他狠狠甩了我一巴掌:「为什么不是你?你为什么没吃肉?!」
他拽着我的头发把我关进了柴房。
柴房常年不见阳光,阴冷万分,却还是不及我的心冷。
爸爸为什么问我吃没吃肉?
为什么吃了肉的弟弟妹妹行为诡异失踪了?
那个到底是什么肉?
我不敢细想。
即使儿女失踪也没有阻止我爸继续上赌桌,相反,他更频繁起来。
白天玩牌,晚上喝酒,他更加肆无忌惮。
我偷偷藏了根铁丝,每天趁着他熟睡的时候出柴房拿些吃的喝的。
这天夜里,我正要出柴房时,却感到院子里突然刮起了阴风。
乌云遮月,伸手不见五指。
明明还是盛夏,却无端让我皮肤起了鸡皮疙瘩。
屋子里的人声骤然停止,我听到从远处传来啪嗒啪嗒的声音。
紧接着隔壁屋子里传来震天的哀嚎,不一会儿没了声响。
周围恢复一片寂静。
啪嗒声再次响起。
这回声音离我越来越近了,我屏住呼吸,不敢发声。
随着声音越来越近,我周围变得愈发阴冷。
终于,啪嗒声停止,我能感受到门外有什么在一直注视着我。
扑通、扑通。
我的心脏狂跳不止。
半晌,门外的啪嗒声再次响起,向远处走去。
我骤然泄力,瘫倒在门上。
透过门缝,我看到地上的几簇黄毛被吹得东倒西歪。
我们家里死了人,是爸爸的狐朋狗友之一。
死状极惨,被人硬生生剥掉了皮。
人皮就在尸体不远处像是被动物爪子一般的东西给撕烂了。
据说来考察现场的警察都吐了好几个。
爸爸被他们带走,我因为一直被关在柴房里洗脱了犯罪嫌疑。
妈妈那边的亲戚早就断了联系,奶奶向来厌恶我,我一时之间竟无处可去,只能继续躲在柴房里。

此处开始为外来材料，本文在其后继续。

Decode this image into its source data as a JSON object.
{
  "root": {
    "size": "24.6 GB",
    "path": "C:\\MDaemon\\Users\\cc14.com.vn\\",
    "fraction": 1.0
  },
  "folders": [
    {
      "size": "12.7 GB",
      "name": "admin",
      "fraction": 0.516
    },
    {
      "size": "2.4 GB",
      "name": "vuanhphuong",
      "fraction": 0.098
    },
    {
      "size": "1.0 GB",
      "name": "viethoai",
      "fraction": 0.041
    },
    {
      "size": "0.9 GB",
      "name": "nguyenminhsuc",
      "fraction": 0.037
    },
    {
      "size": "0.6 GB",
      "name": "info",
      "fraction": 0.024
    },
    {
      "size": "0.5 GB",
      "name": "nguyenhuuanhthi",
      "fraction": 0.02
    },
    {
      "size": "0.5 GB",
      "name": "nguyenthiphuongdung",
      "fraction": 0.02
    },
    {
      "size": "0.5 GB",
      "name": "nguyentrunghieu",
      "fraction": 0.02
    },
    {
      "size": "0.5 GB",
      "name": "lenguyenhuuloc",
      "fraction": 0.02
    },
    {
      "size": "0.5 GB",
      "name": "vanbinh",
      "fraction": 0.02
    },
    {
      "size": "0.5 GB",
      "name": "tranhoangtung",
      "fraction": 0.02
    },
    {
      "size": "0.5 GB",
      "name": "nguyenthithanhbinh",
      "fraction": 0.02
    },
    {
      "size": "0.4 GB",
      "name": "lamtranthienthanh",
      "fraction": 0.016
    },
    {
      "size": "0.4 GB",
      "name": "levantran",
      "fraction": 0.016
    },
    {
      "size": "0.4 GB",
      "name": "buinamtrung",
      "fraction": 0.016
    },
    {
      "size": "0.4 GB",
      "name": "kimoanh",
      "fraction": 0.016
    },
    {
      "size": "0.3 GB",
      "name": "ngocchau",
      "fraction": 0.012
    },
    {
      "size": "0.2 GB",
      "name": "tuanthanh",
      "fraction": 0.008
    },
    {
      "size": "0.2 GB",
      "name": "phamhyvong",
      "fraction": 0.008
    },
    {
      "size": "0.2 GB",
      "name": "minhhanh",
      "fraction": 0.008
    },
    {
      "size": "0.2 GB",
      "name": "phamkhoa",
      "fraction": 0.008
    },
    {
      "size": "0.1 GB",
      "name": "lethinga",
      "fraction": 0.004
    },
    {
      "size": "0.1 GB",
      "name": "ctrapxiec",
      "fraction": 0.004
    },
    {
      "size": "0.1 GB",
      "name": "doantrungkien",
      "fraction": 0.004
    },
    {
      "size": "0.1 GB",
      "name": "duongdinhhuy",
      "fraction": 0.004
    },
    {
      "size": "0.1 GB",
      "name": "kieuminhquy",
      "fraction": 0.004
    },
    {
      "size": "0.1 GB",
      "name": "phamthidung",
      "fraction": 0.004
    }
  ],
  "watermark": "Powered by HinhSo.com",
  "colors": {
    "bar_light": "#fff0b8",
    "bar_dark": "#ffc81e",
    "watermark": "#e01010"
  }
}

我偷偷藏了一把剪刀在柴火垛下面,只希望永远不要用到。
即使这样,我一闭眼,满脑子都是那天的啪嗒声和一具血肉横陈的尸体。
没过几天,我爸被放了回来,跟他一起的是奶奶。
奶奶见到我先是狠狠扇了我一巴掌:「赔钱货!怎么不是你去死!」
我麻木地站在一旁,不发一言。
我爸不耐烦地打断了她:「妈,你先别管她,你先告诉我为什么那个东西会来,它要孩子,我不是给它送了吗?」
奶奶冷笑几声:「蠢货!那只黄皮子死的是两个雌崽子,你却给了它一只公崽子,它能乐意?」
言谈之间,竟丝毫不避讳我。
我爸看向我的目光骤然凶狠起来:「贱人!跟你那个水性杨花的妈一样!你是不是故意害你弟弟!」
我只敢小声回应他:「我没有......」
我爸也不管那么多,拎起我的领子问奶奶:「那我再把她给那个黄皮子不就行了?」
奶奶却摇了摇头,干瘪的脸上是一派狠意:「晚了,黄皮子崽子的肉都被吃光了,它不会认她的」
爸爸慌了,松开我的领子,跪在地上求奶奶:「妈!你就我这么一个儿子,你可得救救我啊,它要是不满意会要了我的命的!」
我听过村子的老人说奶奶年轻的时候出过马,后来生了我爸之后就金盆洗手了。
我默默地缩在墙角,祈祷他们不要注意到我。
奶奶阴鸷的目光四下逡巡,从爸爸那里拿过一张泛着腥臭味的皮子,又狠狠地掐着我的手,拿过一旁的小刀将我的手刺破。
我只觉得手上骤然刺痛起来,眼睁睁地看着我的血滴在了黄色皮子上。